House prices rose during October according to the Federal Housing Finance Agency's monthly House Price Index (HPI.)  While the increase was only 0.6 percent on a seasonally adjusted basis, it followed two months in which prices declined and was only the 7th upward blip in the last 31 months.

At the same time, the 0.0 percent estimated change in September was revised downward to a 0.4 percent decline. Since October 2008 prices have fallen 1.9 percent and they are off 10.8 percent since the peak of the housing market in April 2007.

The HPI is compiled from data collected by Fannie Mae and Freddie Mac data on the houses purchased with mortgages bought or guaranteed by those government sponsored enterprises.  The index is unique in that it only includes houses where a previous sale was also financed by a GSI mortgage so price changes are for same house sales.

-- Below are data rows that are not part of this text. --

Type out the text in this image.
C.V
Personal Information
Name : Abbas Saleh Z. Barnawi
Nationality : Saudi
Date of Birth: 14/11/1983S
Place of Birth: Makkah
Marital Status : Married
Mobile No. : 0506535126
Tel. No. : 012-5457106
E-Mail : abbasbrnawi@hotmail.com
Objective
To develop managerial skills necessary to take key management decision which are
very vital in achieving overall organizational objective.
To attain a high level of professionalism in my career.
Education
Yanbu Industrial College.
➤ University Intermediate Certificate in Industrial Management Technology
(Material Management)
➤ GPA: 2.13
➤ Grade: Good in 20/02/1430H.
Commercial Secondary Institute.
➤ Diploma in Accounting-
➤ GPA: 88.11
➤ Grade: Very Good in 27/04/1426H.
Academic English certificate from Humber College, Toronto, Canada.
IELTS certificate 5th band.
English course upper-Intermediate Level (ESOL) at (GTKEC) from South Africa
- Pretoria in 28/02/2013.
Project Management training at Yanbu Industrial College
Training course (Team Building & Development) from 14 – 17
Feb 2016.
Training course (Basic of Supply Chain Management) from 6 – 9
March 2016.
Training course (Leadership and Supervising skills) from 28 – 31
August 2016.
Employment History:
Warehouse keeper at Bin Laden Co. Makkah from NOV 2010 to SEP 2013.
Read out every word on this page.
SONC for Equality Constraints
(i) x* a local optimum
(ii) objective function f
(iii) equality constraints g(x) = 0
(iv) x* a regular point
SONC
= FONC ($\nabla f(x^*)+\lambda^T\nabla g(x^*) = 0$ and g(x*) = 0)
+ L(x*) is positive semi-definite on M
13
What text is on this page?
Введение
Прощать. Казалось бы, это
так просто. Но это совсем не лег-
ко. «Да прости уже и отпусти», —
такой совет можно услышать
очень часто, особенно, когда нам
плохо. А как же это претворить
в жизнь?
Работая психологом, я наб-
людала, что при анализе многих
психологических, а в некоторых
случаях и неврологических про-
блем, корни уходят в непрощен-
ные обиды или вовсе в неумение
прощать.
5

There was a wide variation in changes among the nine Census regions.  Prices rose in the five of the regions and were unchanged only in New England.  The Pacific region had an average price increase of 3.7 percent while the Middle Atlantic States had the worst performance with house prices falling another 1.8 percent.  Every region except the West South Central has lower prices than one year ago - in that region there has been zero change.  Prices in the Mountain region are down 7.5 percent since last October followed by the South Atlantic states with a 4.1 percent price decrease.  But everything is relative.  During the one year period prior to this one, October 2007 to October 2008 prices in those in regions were down 8.0 and 9.9 percent respectively.  The Pacific region, showed the most improvement.   Its prices declined 0.3 percent in the past year compared to a -21.7 percent change in the 2007-2008 period.

The HPI for the U.S. was 199.4.  According to the report this was approximately the level of the HPI in February, 2008.